The stock continues to trade well below pre-financial crisis
levels and has been unable to break above the mid-$90 level in
recent years despite testing that area multiple times. The company
issued a profit warning two weeks ago, citing economic softness,
which was impacting growth in its FedEx Express unit.
FedEx reported net income of $459 million or $1.45 per share,
compared to $464 million or $1.46 per share in the year ago period.
This came in ahead of Wall Street analysts' consensus EPS estimates
of $1.40 for the first-quarter.
Total revenues at the company were up three percent to $10.79
billion versus $10.52 billion last year. This came in slightly
ahead of consensus revenue expectations of $10.70 billion.
The company announced that it will be raising rates on FedEx
Express shipping by 3.9 percent for U.S. domestic, U.S. export, and
U.S. import services beginning on January 7, 2013. FedEx Freight
increased rates by 6.9 percent on July 9, 2012. The rate increase
is designed to offset slowing revenue growth within the FedEx
Express unit on account of sluggish economic conditions in the
U.S.
"As we announced on September 4, weakness in the global economy
constrained revenue growth at FedEx Express during our first
quarter and affected our earnings," Chairman, President and CEO
Frederick Smith said in a statement.
For the first-quarter, FedEx reported that its operating margins
had slipped from seven percent to 6.9 percent.
Looking ahead to the second-quarter, the company said that it
expects earnings per share between $1.30 and $1.45. This is well
below analyst's consensus of $1.60.
For fiscal 2013, the company lowered its earnings guidance to a
range of $6.20 to $6.60 per share from $6.90 to $7.40. Currently,
analysts are projecting that FedEx will report EPS of $7.04 for
fiscal 2013. The company's new guidance range is well below current
expectations.
The losses in the stock have been contained on Tuesday as the
company's earlier profit warning braced the Street for Tuesday's
disappointing results. From a technical perspective, there is
little to suggest that the stock is setting up to move higher in
the near-term, and the company's disappointing forward outlook
could weigh on the shares going forward.
The announcement of a another round of quantitative easing by
the Federal Reserve last week could also put upward pressure on
FedEx's energy costs. From a valuation perspective, however, FDX
does not look expensive. The stock currently trades at a trailing
P/E of 13.65, a forward P/E of 10.60, and a PEG ratio of just 0.94.

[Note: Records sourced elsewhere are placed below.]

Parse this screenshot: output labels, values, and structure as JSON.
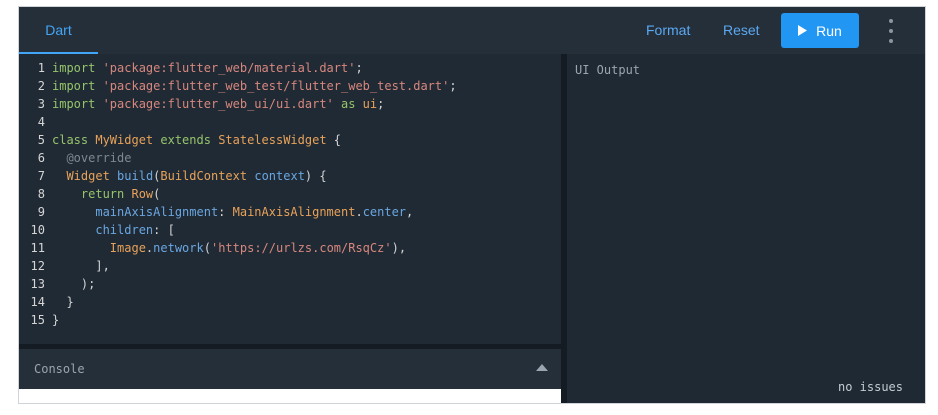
{
  "tabs": [
    {
      "label": "Dart"
    }
  ],
  "toolbar": {
    "format_label": "Format",
    "reset_label": "Reset",
    "run_label": "Run",
    "menu_icon": "more-vert-icon",
    "run_icon": "play-icon"
  },
  "editor": {
    "lines": [
      {
        "n": "1",
        "tokens": [
          {
            "t": "import ",
            "c": "kw"
          },
          {
            "t": "'package:flutter_web/material.dart'",
            "c": "str"
          },
          {
            "t": ";",
            "c": "punc"
          }
        ]
      },
      {
        "n": "2",
        "tokens": [
          {
            "t": "import ",
            "c": "kw"
          },
          {
            "t": "'package:flutter_web_test/flutter_web_test.dart'",
            "c": "str"
          },
          {
            "t": ";",
            "c": "punc"
          }
        ]
      },
      {
        "n": "3",
        "tokens": [
          {
            "t": "import ",
            "c": "kw"
          },
          {
            "t": "'package:flutter_web_ui/ui.dart'",
            "c": "str"
          },
          {
            "t": " as ",
            "c": "kw"
          },
          {
            "t": "ui",
            "c": "cls"
          },
          {
            "t": ";",
            "c": "punc"
          }
        ]
      },
      {
        "n": "4",
        "tokens": []
      },
      {
        "n": "5",
        "tokens": [
          {
            "t": "class ",
            "c": "kw"
          },
          {
            "t": "MyWidget",
            "c": "cls"
          },
          {
            "t": " extends ",
            "c": "kw"
          },
          {
            "t": "StatelessWidget",
            "c": "cls"
          },
          {
            "t": " {",
            "c": "punc"
          }
        ]
      },
      {
        "n": "6",
        "tokens": [
          {
            "t": "  @override",
            "c": "ann"
          }
        ]
      },
      {
        "n": "7",
        "tokens": [
          {
            "t": "  ",
            "c": "punc"
          },
          {
            "t": "Widget",
            "c": "cls"
          },
          {
            "t": " ",
            "c": "punc"
          },
          {
            "t": "build",
            "c": "fn"
          },
          {
            "t": "(",
            "c": "punc"
          },
          {
            "t": "BuildContext",
            "c": "cls"
          },
          {
            "t": " ",
            "c": "punc"
          },
          {
            "t": "context",
            "c": "prop"
          },
          {
            "t": ") {",
            "c": "punc"
          }
        ]
      },
      {
        "n": "8",
        "tokens": [
          {
            "t": "    return ",
            "c": "kw"
          },
          {
            "t": "Row",
            "c": "cls"
          },
          {
            "t": "(",
            "c": "punc"
          }
        ]
      },
      {
        "n": "9",
        "tokens": [
          {
            "t": "      mainAxisAlignment",
            "c": "prop"
          },
          {
            "t": ": ",
            "c": "punc"
          },
          {
            "t": "MainAxisAlignment",
            "c": "cls"
          },
          {
            "t": ".",
            "c": "punc"
          },
          {
            "t": "center",
            "c": "prop"
          },
          {
            "t": ",",
            "c": "punc"
          }
        ]
      },
      {
        "n": "10",
        "tokens": [
          {
            "t": "      children",
            "c": "prop"
          },
          {
            "t": ": [",
            "c": "punc"
          }
        ]
      },
      {
        "n": "11",
        "tokens": [
          {
            "t": "        ",
            "c": "punc"
          },
          {
            "t": "Image",
            "c": "cls"
          },
          {
            "t": ".",
            "c": "punc"
          },
          {
            "t": "network",
            "c": "fn"
          },
          {
            "t": "(",
            "c": "punc"
          },
          {
            "t": "'https://urlzs.com/RsqCz'",
            "c": "str"
          },
          {
            "t": "),",
            "c": "punc"
          }
        ]
      },
      {
        "n": "12",
        "tokens": [
          {
            "t": "      ],",
            "c": "punc"
          }
        ]
      },
      {
        "n": "13",
        "tokens": [
          {
            "t": "    );",
            "c": "punc"
          }
        ]
      },
      {
        "n": "14",
        "tokens": [
          {
            "t": "  }",
            "c": "punc"
          }
        ]
      },
      {
        "n": "15",
        "tokens": [
          {
            "t": "}",
            "c": "punc"
          }
        ]
      }
    ]
  },
  "console": {
    "title": "Console",
    "toggle_icon": "caret-up-icon"
  },
  "output": {
    "label": "UI Output",
    "status": "no issues"
  }
}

Analysts are projecting that FedEx will report a 6.10 percent
increase in sales for 2013.
The shares are also currently yielding around 0.60 percent and
the blue-chip Dow component has a history of raising its
dividend.
The implications of FedEx's weak second-quarter guidance,
slashed 2013 view, and downbeat commentary should be noted by
investors. The results from FedEx highlight the continued headwinds
faced by cyclical companies which are dependent on economic growth
both domestically and internationally. The stock is seen as a major
bellwether for the health of the economy, and the company's outlook
suggests that conditions remain difficult.